Critique : On ne peut pas se plaindre que « Freeway » soit une œuvre originale tant le long-métrage de Matthew Bright assume directement sa filiation avec les contes du passé, bien évidemment « Le petit chaperon rouge » en tête. Le générique annonce ainsi la couleur avec diverses représentations de jeunes femmes dessinées comme mises en danger par un loup dont la lubricité se devine directement. En installant son héroïne Vanessa comme illettrée, le film fait craindre un manque de subtilité et il est évident que l’aspect social ne se fera pas avec grande délicatesse. Et en même temps, le but assumé est de foncer tête baissée vers une relecture bien 90’s de la violence du système américain, que ce soit dans la justice ou dans son personnage de psychopathe incarné avec un plaisir non feint par Kiefer Sutherland.

Ainsi, la première partie se concentre bien évidemment sur le rapport qui se crée entre Vanessa et son grand méchant bourgeois. La façon dont celui-ci joue d’une forme de proximité émotionnelle et d’une fausse écoute ne pourra que rappeler des histoires bien trop contemporaines où des agresseurs jouent d’une certaine façade pour mieux appâter leurs victimes. Difficile de ne pas assumer que « Freeway » s’amuse à dézinguer ces apparences de supériorité de classe face à des personnes qui subissent constamment le système et ne réagissent que par les outils qui leur sont donnés. Cela donne un côté un poil daté mais également une énergie d’époque qui sied encore par sa frénésie et sa manière de dresser des liens toujours aussi modernes sur la violence masculine, d’autant plus quand des barrières sociales s’ajoutent à la question.

Il est donc clairement plaisant de voir Metropolitan sortir en édition physique ce « Freeway », bien marqué mais dont la dynamique singulière s’adjoint d’envies critiques à la violence jamais réfrénée. L’affrontement entre Reese Whiterspoon et Kiefer Sutherland se fait donc vecteur de brutalités diverses, en ne s’excusant jamais si le résultat est trop irrévérencieux ou divise, avec cette vibe année 90 qui imprègne les visuels et le rythme.
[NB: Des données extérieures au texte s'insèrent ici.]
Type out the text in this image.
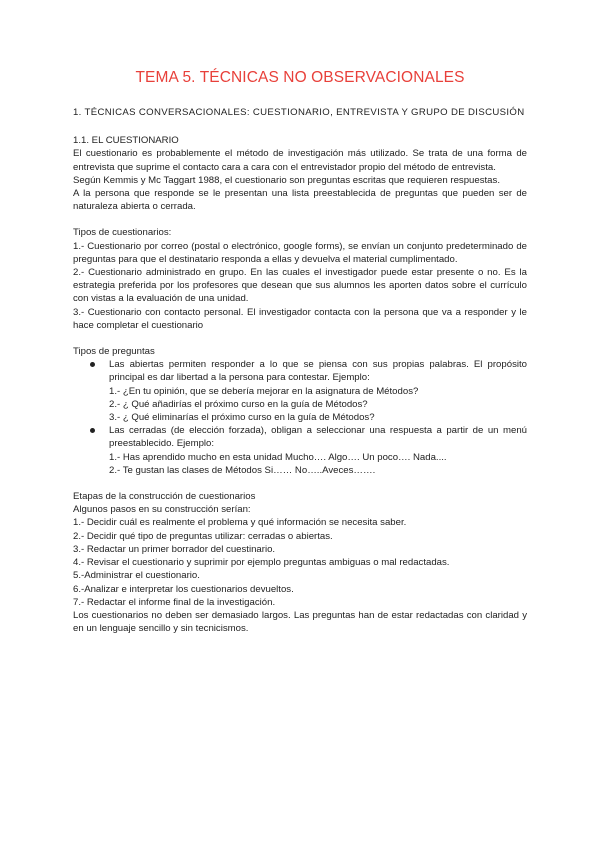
TEMA 5. TÉCNICAS NO OBSERVACIONALES
1. TÉCNICAS CONVERSACIONALES: CUESTIONARIO, ENTREVISTA Y GRUPO DE DISCUSIÓN

1.1. EL CUESTIONARIO

El cuestionario es probablemente el método de investigación más utilizado. Se trata de una forma de entrevista que suprime el contacto cara a cara con el entrevistador propio del método de entrevista.

Según Kemmis y Mc Taggart 1988, el cuestionario son preguntas escritas que requieren respuestas.

A la persona que responde se le presentan una lista preestablecida de preguntas que pueden ser de naturaleza abierta o cerrada.

Tipos de cuestionarios:

1.- Cuestionario por correo (postal o electrónico, google forms), se envían un conjunto predeterminado de preguntas para que el destinatario responda a ellas y devuelva el material cumplimentado.

2.- Cuestionario administrado en grupo. En las cuales el investigador puede estar presente o no. Es la estrategia preferida por los profesores que desean que sus alumnos les aporten datos sobre el currículo con vistas a la evaluación de una unidad.

3.- Cuestionario con contacto personal. El investigador contacta con la persona que va a responder y le hace completar el cuestionario

Tipos de preguntas

Las abiertas permiten responder a lo que se piensa con sus propias palabras. El propósito principal es dar libertad a la persona para contestar. Ejemplo:
1.- ¿En tu opinión, que se debería mejorar en la asignatura de Métodos?
2.- ¿ Qué añadirías el próximo curso en la guía de Métodos?
3.- ¿ Qué eliminarías el próximo curso en la guía de Métodos?
Las cerradas (de elección forzada), obligan a seleccionar una respuesta a partir de un menú preestablecido. Ejemplo:
1.- Has aprendido mucho en esta unidad Mucho…. Algo…. Un poco…. Nada....
2.- Te gustan las clases de Métodos Si…… No…..Aveces…….

Etapas de la construcción de cuestionarios

Algunos pasos en su construcción serían:

1.- Decidir cuál es realmente el problema y qué información se necesita saber.

2.- Decidir qué tipo de preguntas utilizar: cerradas o abiertas.

3.- Redactar un primer borrador del cuestinario.

4.- Revisar el cuestionario y suprimir por ejemplo preguntas ambiguas o mal redactadas.

5.-Administrar el cuestionario.

6.-Analizar e interpretar los cuestionarios devueltos.

7.- Redactar el informe final de la investigación.

Los cuestionarios no deben ser demasiado largos. Las preguntas han de estar redactadas con claridad y en un lenguaje sencillo y sin tecnicismos.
Si l’on peut ne pas accrocher à sa tonalité, on ne pourra clairement pas lui enlever la vivacité de ses critiques de fond, avec un ton acide jusque dans sa conclusion.

Résumé : Après une descente de police pour arrêter sa mère prostituée toxicomane et son beau-père qui la pelote, Vanessa, seize ans, ligote l’assistante sociale qui veut la placer une fois de plus dans une famille d’accueil, lui vole sa voiture, dit au revoir à son ami Chopper qui lui offre son revolver. Tel le petit Chaperon rouge, elle part rejoindre sa grand-mère qui vit dans une caravane à une centaine de kilomètres de là. Elle va rencontrer le grand méchant loup sous les traits d’un bourgeois psychologue et psychopathe.